Boris Johnson worked for both publications, and, according to testimony from the Covid inquiry, he was overly influenced by these bros. Why, even Dominic Cummings says this was concerning.
Jane Martinson, previously a Guardian media editor, now an academic, told me a while back that she was exploring the Barclays’ strange, closed world. I thought it couldn’t be done, that they would stop her. I was wrong. In her brave new book, You May Never See Us Again, she takes us through their hitherto hidden lives and their labyrinthine affairs fearlessly and assiduously.
The right wing ideologues and adamant Brexiteers lived in palatial properties on the Channel Island of Brecqhou and, according to Martinson, have been embroiled in terrible family betrayals and financial disputes.

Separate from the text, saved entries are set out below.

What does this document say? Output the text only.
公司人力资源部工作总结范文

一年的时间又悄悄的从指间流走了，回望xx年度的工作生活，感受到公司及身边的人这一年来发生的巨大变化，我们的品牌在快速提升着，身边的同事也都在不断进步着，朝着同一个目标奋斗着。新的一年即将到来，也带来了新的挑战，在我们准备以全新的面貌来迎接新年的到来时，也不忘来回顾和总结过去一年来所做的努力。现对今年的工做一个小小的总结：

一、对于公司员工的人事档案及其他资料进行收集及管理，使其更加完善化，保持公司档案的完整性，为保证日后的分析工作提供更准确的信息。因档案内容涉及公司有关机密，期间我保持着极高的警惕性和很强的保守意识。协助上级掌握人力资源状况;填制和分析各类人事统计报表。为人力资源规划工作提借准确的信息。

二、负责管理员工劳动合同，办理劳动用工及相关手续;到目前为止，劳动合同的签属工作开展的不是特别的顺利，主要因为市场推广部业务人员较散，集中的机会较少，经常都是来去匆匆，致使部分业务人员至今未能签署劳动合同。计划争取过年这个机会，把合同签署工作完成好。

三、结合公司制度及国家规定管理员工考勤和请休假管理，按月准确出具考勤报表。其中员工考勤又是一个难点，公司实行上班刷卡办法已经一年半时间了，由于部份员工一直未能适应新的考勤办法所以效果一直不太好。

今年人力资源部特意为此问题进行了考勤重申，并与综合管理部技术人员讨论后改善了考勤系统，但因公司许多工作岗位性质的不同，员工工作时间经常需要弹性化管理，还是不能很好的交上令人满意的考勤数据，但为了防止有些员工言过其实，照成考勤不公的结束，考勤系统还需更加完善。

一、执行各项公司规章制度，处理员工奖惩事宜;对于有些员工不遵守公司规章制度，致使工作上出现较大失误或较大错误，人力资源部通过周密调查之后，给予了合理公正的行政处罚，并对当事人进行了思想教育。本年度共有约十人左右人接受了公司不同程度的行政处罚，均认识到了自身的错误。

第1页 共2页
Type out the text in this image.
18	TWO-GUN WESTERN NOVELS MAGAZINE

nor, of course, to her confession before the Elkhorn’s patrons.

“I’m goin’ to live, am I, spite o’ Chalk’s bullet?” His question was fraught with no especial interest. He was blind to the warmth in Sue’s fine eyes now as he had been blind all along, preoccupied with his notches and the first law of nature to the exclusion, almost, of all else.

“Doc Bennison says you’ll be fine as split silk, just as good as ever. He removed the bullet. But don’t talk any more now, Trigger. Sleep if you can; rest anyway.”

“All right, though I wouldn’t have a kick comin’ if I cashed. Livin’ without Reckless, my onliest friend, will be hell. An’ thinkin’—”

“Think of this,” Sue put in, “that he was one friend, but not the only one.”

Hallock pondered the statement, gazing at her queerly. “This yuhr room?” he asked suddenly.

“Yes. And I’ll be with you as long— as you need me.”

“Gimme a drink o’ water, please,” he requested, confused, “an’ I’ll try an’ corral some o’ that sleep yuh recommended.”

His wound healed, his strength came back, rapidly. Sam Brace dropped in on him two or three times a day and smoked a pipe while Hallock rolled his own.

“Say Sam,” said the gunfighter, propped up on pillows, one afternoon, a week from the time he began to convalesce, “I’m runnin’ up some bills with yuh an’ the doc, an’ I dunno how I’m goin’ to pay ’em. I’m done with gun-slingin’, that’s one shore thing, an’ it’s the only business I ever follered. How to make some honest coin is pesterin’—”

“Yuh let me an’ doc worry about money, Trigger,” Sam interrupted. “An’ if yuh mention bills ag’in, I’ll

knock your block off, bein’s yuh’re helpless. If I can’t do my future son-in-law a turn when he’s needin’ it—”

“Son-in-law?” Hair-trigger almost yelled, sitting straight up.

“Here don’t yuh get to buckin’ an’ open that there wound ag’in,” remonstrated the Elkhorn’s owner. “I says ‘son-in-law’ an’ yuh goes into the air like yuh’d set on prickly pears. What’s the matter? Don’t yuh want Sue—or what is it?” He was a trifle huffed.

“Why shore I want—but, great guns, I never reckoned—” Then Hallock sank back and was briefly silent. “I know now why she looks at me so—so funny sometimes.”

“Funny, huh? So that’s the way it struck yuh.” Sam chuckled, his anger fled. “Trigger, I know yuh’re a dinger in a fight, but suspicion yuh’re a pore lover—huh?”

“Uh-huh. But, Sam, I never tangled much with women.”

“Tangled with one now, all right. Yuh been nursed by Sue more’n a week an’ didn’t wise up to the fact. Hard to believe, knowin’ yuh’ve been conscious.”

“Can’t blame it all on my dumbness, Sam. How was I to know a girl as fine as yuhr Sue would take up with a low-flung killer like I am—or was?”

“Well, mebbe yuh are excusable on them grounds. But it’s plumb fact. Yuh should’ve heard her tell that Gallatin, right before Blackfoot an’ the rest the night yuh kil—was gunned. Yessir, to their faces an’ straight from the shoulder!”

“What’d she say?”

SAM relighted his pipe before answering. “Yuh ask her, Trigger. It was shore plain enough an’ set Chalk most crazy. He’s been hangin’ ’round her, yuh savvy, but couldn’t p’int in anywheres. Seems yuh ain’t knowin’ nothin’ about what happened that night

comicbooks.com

David died in 2021. Many of the fissures and disputes remain unresolved. Unelected, unanswerable, ruthless media moguls, it seems, are masters of our universe. What a state we are in.
Yasmin’s pick
The Empress, a play by Tanika Gupta, premiered in the RSC’s Swan theatre in Stratford-Upon-Avon and is now showing at the Lyric Theatre, Hammersmith. It tells interwoven stories, based on historical records, of Indians who came to Britain in 1887, the year of Queen Victoria’s jubilees.
An ayah, abandoned by her memsahib after they arrive; pitifully low paid sailors; Abdul Kareem, who became the Queen’s confidante; and Dadabhai Naoroji, one of the first British MPs of colour. They endured racism and penury, but their spirit and the exuberant production filled me with optimism. And wild courage.